Question

Find the initial velocity of the car which is stopped in $10{\text{seconds}}$ by applying brakes. The retardation due to brakes is $2.5m/{s^2}$.

Answer 1

Hint: The given question can be solved with the help of the formula that is derived from the acceleration point of view. Use the formula that involves acceleration, time, and velocities.

Formula used:
$ \Rightarrow v = u + at$
Where,
$v$ is the final velocity
$u$ is the initial velocity
$a$ is the acceleration
$t$ is the time.

Complete step by step answer:
The given question can be solved with the help of the first equation of motion. The first equation of motion involves the acceleration, time, and initial and final velocities.
The first equation of motion deals with the finding of the final velocity that is obtained by adding the initial velocity and multiplying the acceleration and time. Mathematically it can be represented as,
$ \Rightarrow v = u + at$
Where,
$v$ is the final velocity
$u$ is the initial velocity
$a$ is the acceleration
$t$ is the time.
Consider the values given in the question, the value for the final velocity is not given in the given question. Therefore, we can consider the $v$ as zero. The value of time is $10{\text{seconds}}$. The retardation value is $2.5m/{s^2}$.
The retardation is the opposite of the acceleration. And hence the $2.5m/{s^2}$ sign will be changed into negative.
Let us substitute the values in the equation. The initial velocity value needs to be found. The above equation can be written as,
$ \Rightarrow u = - v + at$
$ \Rightarrow u = 0 - \left( { - 2.5 \times 10s} \right)$
Use multiplication to solve the terms inside the bracket.
$ \Rightarrow u = 0 - \left( { - 25} \right)$
When we multiply the negative signs, we get a plus sign.
$ \Rightarrow u = 0 + 25$
Add to get the answer.
$ \Rightarrow u = 25m/s$

Therefore, the value of the initial velocity is $u = 25m/s$.
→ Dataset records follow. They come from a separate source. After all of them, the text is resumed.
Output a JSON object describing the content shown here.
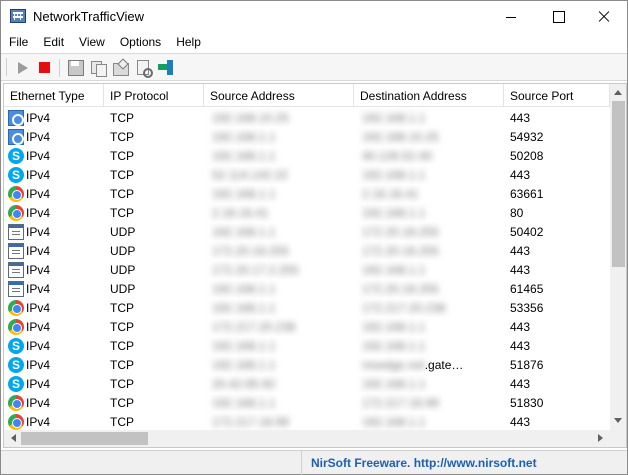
{
  "window": {
    "title": "NetworkTrafficView"
  },
  "menu": [
    "File",
    "Edit",
    "View",
    "Options",
    "Help"
  ],
  "columns": [
    "Ethernet Type",
    "IP Protocol",
    "Source Address",
    "Destination Address",
    "Source Port"
  ],
  "rows": [
    {
      "icon": "ethernet-icon",
      "type": "IPv4",
      "protocol": "TCP",
      "src": "192.168.10.25",
      "dst": "192.168.1.1",
      "port": "443"
    },
    {
      "icon": "ethernet-icon",
      "type": "IPv4",
      "protocol": "TCP",
      "src": "192.168.1.1",
      "dst": "192.168.10.25",
      "port": "54932"
    },
    {
      "icon": "skype-icon",
      "type": "IPv4",
      "protocol": "TCP",
      "src": "192.168.1.1",
      "dst": "40.126.52.40",
      "port": "50208"
    },
    {
      "icon": "skype-icon",
      "type": "IPv4",
      "protocol": "TCP",
      "src": "52.114.142.22",
      "dst": "192.168.1.1",
      "port": "443"
    },
    {
      "icon": "chrome-icon",
      "type": "IPv4",
      "protocol": "TCP",
      "src": "192.168.1.1",
      "dst": "2.18.16.41",
      "port": "63661"
    },
    {
      "icon": "chrome-icon",
      "type": "IPv4",
      "protocol": "TCP",
      "src": "2.18.16.41",
      "dst": "192.168.1.1",
      "port": "80"
    },
    {
      "icon": "app-window-icon",
      "type": "IPv4",
      "protocol": "UDP",
      "src": "192.168.1.1",
      "dst": "172.20.18.255",
      "port": "50402"
    },
    {
      "icon": "app-window-icon",
      "type": "IPv4",
      "protocol": "UDP",
      "src": "172.20.18.255",
      "dst": "172.20.18.255",
      "port": "443"
    },
    {
      "icon": "app-window-icon",
      "type": "IPv4",
      "protocol": "UDP",
      "src": "172.20.17.2.255",
      "dst": "192.168.1.1",
      "port": "443"
    },
    {
      "icon": "app-window-icon",
      "type": "IPv4",
      "protocol": "UDP",
      "src": "192.168.1.1",
      "dst": "172.20.18.255",
      "port": "61465"
    },
    {
      "icon": "chrome-icon",
      "type": "IPv4",
      "protocol": "TCP",
      "src": "192.168.1.1",
      "dst": "172.217.20.238",
      "port": "53356"
    },
    {
      "icon": "chrome-icon",
      "type": "IPv4",
      "protocol": "TCP",
      "src": "172.217.20.238",
      "dst": "192.168.1.1",
      "port": "443"
    },
    {
      "icon": "skype-icon",
      "type": "IPv4",
      "protocol": "TCP",
      "src": "192.168.1.1",
      "dst": "192.168.1.1",
      "port": "443"
    },
    {
      "icon": "skype-icon",
      "type": "IPv4",
      "protocol": "TCP",
      "src": "192.168.1.1",
      "dst": "msedge.net",
      "dst_visible": ".gate…",
      "port": "51876"
    },
    {
      "icon": "skype-icon",
      "type": "IPv4",
      "protocol": "TCP",
      "src": "20.42.65.92",
      "dst": "192.168.1.1",
      "port": "443"
    },
    {
      "icon": "chrome-icon",
      "type": "IPv4",
      "protocol": "TCP",
      "src": "192.168.1.1",
      "dst": "172.217.18.99",
      "port": "51830"
    },
    {
      "icon": "chrome-icon",
      "type": "IPv4",
      "protocol": "TCP",
      "src": "172.217.18.99",
      "dst": "192.168.1.1",
      "port": "443"
    }
  ],
  "status": {
    "link": "NirSoft Freeware.  http://www.nirsoft.net"
  }
}
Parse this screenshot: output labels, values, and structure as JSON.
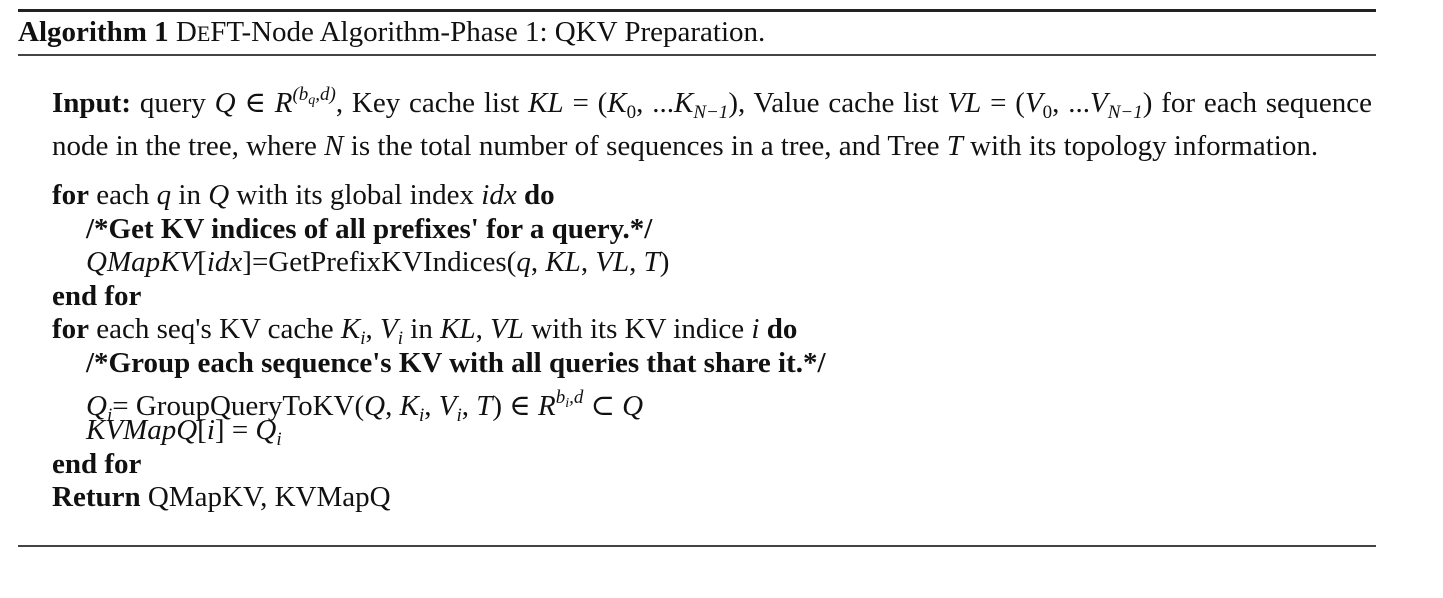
{
  "caption": [
    {
      "t": "Algorithm 1",
      "s": "b"
    },
    {
      "t": " D",
      "s": "n"
    },
    {
      "t": "E",
      "s": "sc"
    },
    {
      "t": "FT-Node Algorithm-Phase 1: QKV Preparation.",
      "s": "n"
    }
  ],
  "input": [
    {
      "t": "Input:",
      "s": "b"
    },
    {
      "t": "  query ",
      "s": "n"
    },
    {
      "t": "Q",
      "s": "i"
    },
    {
      "t": " ∈ ",
      "s": "n"
    },
    {
      "t": "R",
      "s": "i"
    },
    {
      "t": "(b",
      "s": "sup"
    },
    {
      "t": "q",
      "s": "supsub"
    },
    {
      "t": ",d)",
      "s": "sup"
    },
    {
      "t": ", Key cache list ",
      "s": "n"
    },
    {
      "t": "KL",
      "s": "i"
    },
    {
      "t": " = (",
      "s": "n"
    },
    {
      "t": "K",
      "s": "i"
    },
    {
      "t": "0",
      "s": "subn"
    },
    {
      "t": ", ...",
      "s": "n"
    },
    {
      "t": "K",
      "s": "i"
    },
    {
      "t": "N−1",
      "s": "sub"
    },
    {
      "t": "), Value cache list ",
      "s": "n"
    },
    {
      "t": "VL",
      "s": "i"
    },
    {
      "t": " = (",
      "s": "n"
    },
    {
      "t": "V",
      "s": "i"
    },
    {
      "t": "0",
      "s": "subn"
    },
    {
      "t": ", ...",
      "s": "n"
    },
    {
      "t": "V",
      "s": "i"
    },
    {
      "t": "N−1",
      "s": "sub"
    },
    {
      "t": ") for each sequence node in the tree, where ",
      "s": "n"
    },
    {
      "t": "N",
      "s": "i"
    },
    {
      "t": " is the total number of sequences in a tree, and Tree ",
      "s": "n"
    },
    {
      "t": "T",
      "s": "i"
    },
    {
      "t": " with its topology information.",
      "s": "n"
    }
  ],
  "lines": [
    {
      "indent": 0,
      "segs": [
        {
          "t": "for",
          "s": "b"
        },
        {
          "t": " each ",
          "s": "n"
        },
        {
          "t": "q",
          "s": "i"
        },
        {
          "t": " in ",
          "s": "n"
        },
        {
          "t": "Q",
          "s": "i"
        },
        {
          "t": " with its global index ",
          "s": "n"
        },
        {
          "t": "idx",
          "s": "i"
        },
        {
          "t": " do",
          "s": "b"
        }
      ]
    },
    {
      "indent": 1,
      "segs": [
        {
          "t": "/*Get KV indices of all prefixes' for a query.*/",
          "s": "b"
        }
      ]
    },
    {
      "indent": 1,
      "segs": [
        {
          "t": "QMapKV",
          "s": "i"
        },
        {
          "t": "[",
          "s": "n"
        },
        {
          "t": "idx",
          "s": "i"
        },
        {
          "t": "]=GetPrefixKVIndices(",
          "s": "n"
        },
        {
          "t": "q",
          "s": "i"
        },
        {
          "t": ", ",
          "s": "n"
        },
        {
          "t": "KL",
          "s": "i"
        },
        {
          "t": ", ",
          "s": "n"
        },
        {
          "t": "VL",
          "s": "i"
        },
        {
          "t": ", ",
          "s": "n"
        },
        {
          "t": "T",
          "s": "i"
        },
        {
          "t": ")",
          "s": "n"
        }
      ]
    },
    {
      "indent": 0,
      "segs": [
        {
          "t": "end for",
          "s": "b"
        }
      ]
    },
    {
      "indent": 0,
      "segs": [
        {
          "t": "for",
          "s": "b"
        },
        {
          "t": " each seq's KV cache ",
          "s": "n"
        },
        {
          "t": "K",
          "s": "i"
        },
        {
          "t": "i",
          "s": "sub"
        },
        {
          "t": ", ",
          "s": "n"
        },
        {
          "t": "V",
          "s": "i"
        },
        {
          "t": "i",
          "s": "sub"
        },
        {
          "t": " in ",
          "s": "n"
        },
        {
          "t": "KL",
          "s": "i"
        },
        {
          "t": ", ",
          "s": "n"
        },
        {
          "t": "VL",
          "s": "i"
        },
        {
          "t": " with its KV indice ",
          "s": "n"
        },
        {
          "t": "i",
          "s": "i"
        },
        {
          "t": " do",
          "s": "b"
        }
      ]
    },
    {
      "indent": 1,
      "segs": [
        {
          "t": "/*Group each sequence's KV with all queries that share it.*/",
          "s": "b"
        }
      ]
    },
    {
      "indent": 1,
      "segs": [
        {
          "t": "Q",
          "s": "i"
        },
        {
          "t": "i",
          "s": "sub"
        },
        {
          "t": "= GroupQueryToKV(",
          "s": "n"
        },
        {
          "t": "Q",
          "s": "i"
        },
        {
          "t": ", ",
          "s": "n"
        },
        {
          "t": "K",
          "s": "i"
        },
        {
          "t": "i",
          "s": "sub"
        },
        {
          "t": ", ",
          "s": "n"
        },
        {
          "t": "V",
          "s": "i"
        },
        {
          "t": "i",
          "s": "sub"
        },
        {
          "t": ", ",
          "s": "n"
        },
        {
          "t": "T",
          "s": "i"
        },
        {
          "t": ") ∈ ",
          "s": "n"
        },
        {
          "t": "R",
          "s": "i"
        },
        {
          "t": "b",
          "s": "sup"
        },
        {
          "t": "i",
          "s": "supsub"
        },
        {
          "t": ",d",
          "s": "sup"
        },
        {
          "t": " ⊂ ",
          "s": "n"
        },
        {
          "t": "Q",
          "s": "i"
        }
      ]
    },
    {
      "indent": 1,
      "segs": [
        {
          "t": "KVMapQ",
          "s": "i"
        },
        {
          "t": "[",
          "s": "n"
        },
        {
          "t": "i",
          "s": "i"
        },
        {
          "t": "] = ",
          "s": "n"
        },
        {
          "t": "Q",
          "s": "i"
        },
        {
          "t": "i",
          "s": "sub"
        }
      ]
    },
    {
      "indent": 0,
      "segs": [
        {
          "t": "end for",
          "s": "b"
        }
      ]
    },
    {
      "indent": 0,
      "segs": [
        {
          "t": "Return",
          "s": "b"
        },
        {
          "t": " QMapKV, KVMapQ",
          "s": "n"
        }
      ]
    }
  ]
}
Note: The first equation of motion can be mathematically derived by using the formula for the acceleration. Acceleration can be defined as the rate of change of velocity. That is,
$ \Rightarrow a = \dfrac{v}{t}$
Velocities can be expressed as initial and final velocity.
$ \Rightarrow a = \dfrac{{v - u}}{t}$
The first equation motion is used to find the value of the final velocity. Therefore, the above equation can be written as,
$ \Rightarrow v = u + at$